[zurück] | blättern | [weiter]


Irgendwo schneit es

In der klassischen Logik gilt: Wenn sich aus Aussage A die Tatsache B ergibt, heißt das, dass aus Nicht-B auch Nicht-A folgt. Zu abstrakt? Ein Beispiel? Gern!

Ein Ball ist rund – das bedeutet auch, dass wenn etwas nicht rund ist, es auch kein Ball sein kann, dann ist es vielleicht ein Ziegelstein oder ein Hundehaufen oder was auch immer, jedenfalls kein Ball, denn der sollte ja rund sein.

Und wie ist es mit folgender Aussage: Wenn es Silvester schneit, ist Neujahr nicht mehr weit. Die ist sicherlich richtig, denn Neujahr folgt unmittelbar auf Silvester. Also müsste auch die Umkehr der Negation gelten: Wenn Neujahr noch weit weg ist, darf es Silvester nicht schneien! Das aber scheint sinnlos, denn hier gibt es keine vernünftige Kausalität. Natürlich wird es hin und wieder Silvestertage geben, an denen es schneit, auch wenn wir bereits im Sommer darüber nachdenken.

Doch was bedeutet das? Ist es ein Paradoxon, das die ganze formale Logik aushebelt? Mitnichten! Doch wir können ja mal versuchen, Facetten unserer Sicht der Dinge darzulegen:


1. Sprache ist das wichtigste Mittel, das die Menschheit für die Kommunikation besitzt, und für die Literatur ist sie sogar unverzichtbar. Je nach philosophischem Standpunkt nennt man sie Medium des Denkens, Teil des gesellschaftlichen Bewusstseins …, aber nicht darum soll es uns hier gehen. Wir sollten die Sprache achten und lieben.

2. Das bedeutet auch, wir sollten sie manchmal hinterfragen. Wer (Subjekt) tut (Prädikat) was (Objekt) bei welchen Randbedingungen (da gibt es aus Sicht der Grammatik verschiedene Konstruktionen).

3. Wir sollten die Gesichtspunkte der Poeten im Vergleich zu denen der Juristen und Politiker keineswegs gering schätzen, denn die ersten empfinden meist tiefer und origineller.

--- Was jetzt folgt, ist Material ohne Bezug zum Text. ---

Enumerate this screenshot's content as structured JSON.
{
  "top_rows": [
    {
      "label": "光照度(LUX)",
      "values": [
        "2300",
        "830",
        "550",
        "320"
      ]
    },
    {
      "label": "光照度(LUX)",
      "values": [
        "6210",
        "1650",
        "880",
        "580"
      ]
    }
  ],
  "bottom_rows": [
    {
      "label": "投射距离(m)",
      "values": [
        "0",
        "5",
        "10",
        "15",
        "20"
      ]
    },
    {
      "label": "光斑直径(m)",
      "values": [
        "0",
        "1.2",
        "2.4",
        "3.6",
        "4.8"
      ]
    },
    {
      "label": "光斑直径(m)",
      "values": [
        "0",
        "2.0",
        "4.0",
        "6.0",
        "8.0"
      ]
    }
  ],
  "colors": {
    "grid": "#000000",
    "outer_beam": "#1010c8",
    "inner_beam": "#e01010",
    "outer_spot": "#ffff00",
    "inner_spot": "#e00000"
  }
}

4. Wichtig könnte der Aspekt sein, wer wieviel an der Sprache, ihrer Interpretation, Verwirrung oder Verdrehung verdient. Dass die Poeten im Hinblick auf die Höhe Ihrer Honorare kaum Chancen haben, ist bekannt. Und dass die Verdienstspannen der Demagogen und Politiker relativ üppig sind, spricht nicht für ihre Sorgfalt und Wahrhaftigkeit beim Umgang mit der Sprache.


Zurück zum Ausgangspunkt unserer Überlegungen. Wilhelm Busch, einer der meistunterschätzten deutschen Poeten und vielleicht sogar Philosophen hat uns das Bonmot von Silvester und Neujahr mit einem Augenzwinkern überliefert. Poeten mögen eben das Paradoxe ohne palaverndes Zerreden, während sich die Prosaiker, Journalisten und Linguisten mit der Strafarbeit des Klarstellens abgeben müssen.

Nehmen wir mal an, Wilhelm Busch hätte seine Sentenz eindeutiger formuliert: Wenn wir heute Silvester haben, ist – unabhängig vom aktuellen Wetter – das Neujahr nicht mehr weit. Dann ist aber auch die Umkehr der Negationen logisch: Wenn Neujahr noch sehr weit weg ist, ist heute auch nicht Silvester, egal ob es schneit oder nicht. Das klingt aber wie aus einem Statement eines Bundesministers, also zum Vergessen bürokratisch und langweilig. Und damit lässt sich vielleicht auch ahnen, wie sich die Sympathien des Autors zwischen Regierungsmitgliedern und Poeten verteilen.

Übrigens: Irgendwo auf der Erde schneit es wahrscheinlich immer gerade, auch jetzt.